Abstract
INTRODUCTION: Alzheimer’s disease (AD) is characterized by inter-individual heterogeneity in brain degeneration, limiting diagnostic and prognostic precision. We present a novel framework integrating Morphometric Inverse Divergence (MIND) networks with hierarchical Bayesian large-scale population modeling to identify individual-level neuroanatomical deviations.
METHODS: MIND networks quantify similarity between brain regions using multivariate magnetic resonance imaging (MRI) features. A normative model of regional MIND values trained on UK Biobank (N = 35,133) was applied to the National Alzheimer’s Coordinating Center cohort (N = 3,567). We examined brain deviations across clinical stages, apolipoprotein E (APOE) genotypes, mortality risk, and neuropathological burden.

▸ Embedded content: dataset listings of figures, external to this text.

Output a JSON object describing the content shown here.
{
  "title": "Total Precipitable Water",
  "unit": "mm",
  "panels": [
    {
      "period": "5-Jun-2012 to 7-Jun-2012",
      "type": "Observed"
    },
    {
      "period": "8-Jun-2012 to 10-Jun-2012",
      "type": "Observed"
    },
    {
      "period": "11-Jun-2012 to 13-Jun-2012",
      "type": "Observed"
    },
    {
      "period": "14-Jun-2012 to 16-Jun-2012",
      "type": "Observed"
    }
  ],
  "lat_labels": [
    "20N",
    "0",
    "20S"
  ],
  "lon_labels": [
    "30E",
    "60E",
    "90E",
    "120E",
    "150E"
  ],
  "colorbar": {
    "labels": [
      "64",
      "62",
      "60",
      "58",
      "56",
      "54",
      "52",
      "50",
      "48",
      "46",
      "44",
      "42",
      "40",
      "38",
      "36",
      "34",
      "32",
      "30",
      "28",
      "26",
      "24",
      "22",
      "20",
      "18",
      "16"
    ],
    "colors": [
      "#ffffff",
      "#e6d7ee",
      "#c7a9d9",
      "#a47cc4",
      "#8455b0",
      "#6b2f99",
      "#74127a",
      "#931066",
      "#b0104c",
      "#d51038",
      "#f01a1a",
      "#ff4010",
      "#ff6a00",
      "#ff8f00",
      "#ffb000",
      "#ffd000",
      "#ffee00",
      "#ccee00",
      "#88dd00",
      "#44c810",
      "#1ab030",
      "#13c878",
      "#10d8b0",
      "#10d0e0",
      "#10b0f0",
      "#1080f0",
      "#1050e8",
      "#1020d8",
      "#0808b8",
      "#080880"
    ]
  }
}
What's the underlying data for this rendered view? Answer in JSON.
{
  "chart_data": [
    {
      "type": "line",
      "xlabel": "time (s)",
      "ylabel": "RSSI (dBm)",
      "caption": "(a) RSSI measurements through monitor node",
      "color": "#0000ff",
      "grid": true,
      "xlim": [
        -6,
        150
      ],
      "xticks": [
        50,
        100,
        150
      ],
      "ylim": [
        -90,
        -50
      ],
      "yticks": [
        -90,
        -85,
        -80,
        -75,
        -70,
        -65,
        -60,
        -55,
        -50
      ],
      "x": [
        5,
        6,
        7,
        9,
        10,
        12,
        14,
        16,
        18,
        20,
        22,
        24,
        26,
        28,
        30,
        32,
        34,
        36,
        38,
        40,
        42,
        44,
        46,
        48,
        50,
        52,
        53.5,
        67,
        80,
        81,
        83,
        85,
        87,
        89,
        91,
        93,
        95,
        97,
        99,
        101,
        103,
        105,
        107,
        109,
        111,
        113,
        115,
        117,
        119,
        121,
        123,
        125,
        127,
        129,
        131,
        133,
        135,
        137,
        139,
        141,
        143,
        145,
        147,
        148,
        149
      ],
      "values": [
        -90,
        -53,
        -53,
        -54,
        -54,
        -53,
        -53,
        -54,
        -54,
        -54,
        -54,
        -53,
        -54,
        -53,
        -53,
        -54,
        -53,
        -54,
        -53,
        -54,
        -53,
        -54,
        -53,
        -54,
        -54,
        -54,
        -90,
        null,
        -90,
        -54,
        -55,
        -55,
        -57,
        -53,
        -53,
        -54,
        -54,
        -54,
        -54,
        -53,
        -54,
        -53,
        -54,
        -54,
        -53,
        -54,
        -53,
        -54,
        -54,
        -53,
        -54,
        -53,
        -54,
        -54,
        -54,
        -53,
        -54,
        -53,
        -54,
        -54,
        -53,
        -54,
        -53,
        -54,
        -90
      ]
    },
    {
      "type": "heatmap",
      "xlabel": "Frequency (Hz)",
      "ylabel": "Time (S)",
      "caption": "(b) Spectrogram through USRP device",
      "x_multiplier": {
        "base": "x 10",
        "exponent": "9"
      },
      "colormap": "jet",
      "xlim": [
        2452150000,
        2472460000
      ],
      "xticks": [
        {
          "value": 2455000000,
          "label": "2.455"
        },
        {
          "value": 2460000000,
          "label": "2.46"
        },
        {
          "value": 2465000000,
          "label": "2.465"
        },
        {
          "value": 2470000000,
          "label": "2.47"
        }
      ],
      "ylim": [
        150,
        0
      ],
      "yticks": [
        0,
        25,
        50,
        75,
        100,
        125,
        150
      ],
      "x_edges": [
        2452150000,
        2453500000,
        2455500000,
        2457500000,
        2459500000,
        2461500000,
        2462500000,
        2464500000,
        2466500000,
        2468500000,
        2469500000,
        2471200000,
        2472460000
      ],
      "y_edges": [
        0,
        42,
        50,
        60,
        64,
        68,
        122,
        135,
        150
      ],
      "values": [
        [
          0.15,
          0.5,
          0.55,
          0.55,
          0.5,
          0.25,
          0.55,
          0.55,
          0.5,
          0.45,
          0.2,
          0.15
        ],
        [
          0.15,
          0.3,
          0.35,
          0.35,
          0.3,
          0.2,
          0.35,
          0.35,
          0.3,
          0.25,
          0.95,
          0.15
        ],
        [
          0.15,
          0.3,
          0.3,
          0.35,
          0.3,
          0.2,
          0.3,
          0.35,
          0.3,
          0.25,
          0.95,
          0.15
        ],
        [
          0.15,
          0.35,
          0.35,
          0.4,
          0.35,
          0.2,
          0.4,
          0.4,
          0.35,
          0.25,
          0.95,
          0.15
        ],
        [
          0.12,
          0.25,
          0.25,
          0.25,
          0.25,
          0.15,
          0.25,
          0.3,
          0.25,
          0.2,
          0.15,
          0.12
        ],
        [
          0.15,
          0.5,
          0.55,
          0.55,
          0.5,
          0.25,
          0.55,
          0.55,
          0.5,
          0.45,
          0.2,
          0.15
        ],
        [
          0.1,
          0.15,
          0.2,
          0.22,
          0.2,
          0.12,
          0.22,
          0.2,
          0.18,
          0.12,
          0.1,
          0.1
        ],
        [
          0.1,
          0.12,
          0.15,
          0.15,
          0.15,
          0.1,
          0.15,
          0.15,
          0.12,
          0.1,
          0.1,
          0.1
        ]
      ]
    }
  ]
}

RESULTS: Negative deviations (reduced MIND) stratified disease stages (p < 0.01) and were concentrated in specific functional networks in AD. Greater negative deviations characterized APOE ε4 homozygotes and correlated with post mortem neuropathological severity (p = 0.032). Spatially, deviation patterns were associated with maps of neurotransmitter receptor density.
DISCUSSION: This population neuroimaging modeling enables individualized brain mapping with direct utility for diagnosis, prognosis, and understanding of biological mechanisms.
HIGHLIGHTS: MIND networks were systematically integrated with normative modeling in AD. Negative deviations stratify clinical stages and correlate with neuropathology. Negative deviation count distinguishes APOE genotypes, highest in ε4 homozygotes. Deviations align with neurotransmitter maps. Individual brain maps enable precision medicine approaches in dementia.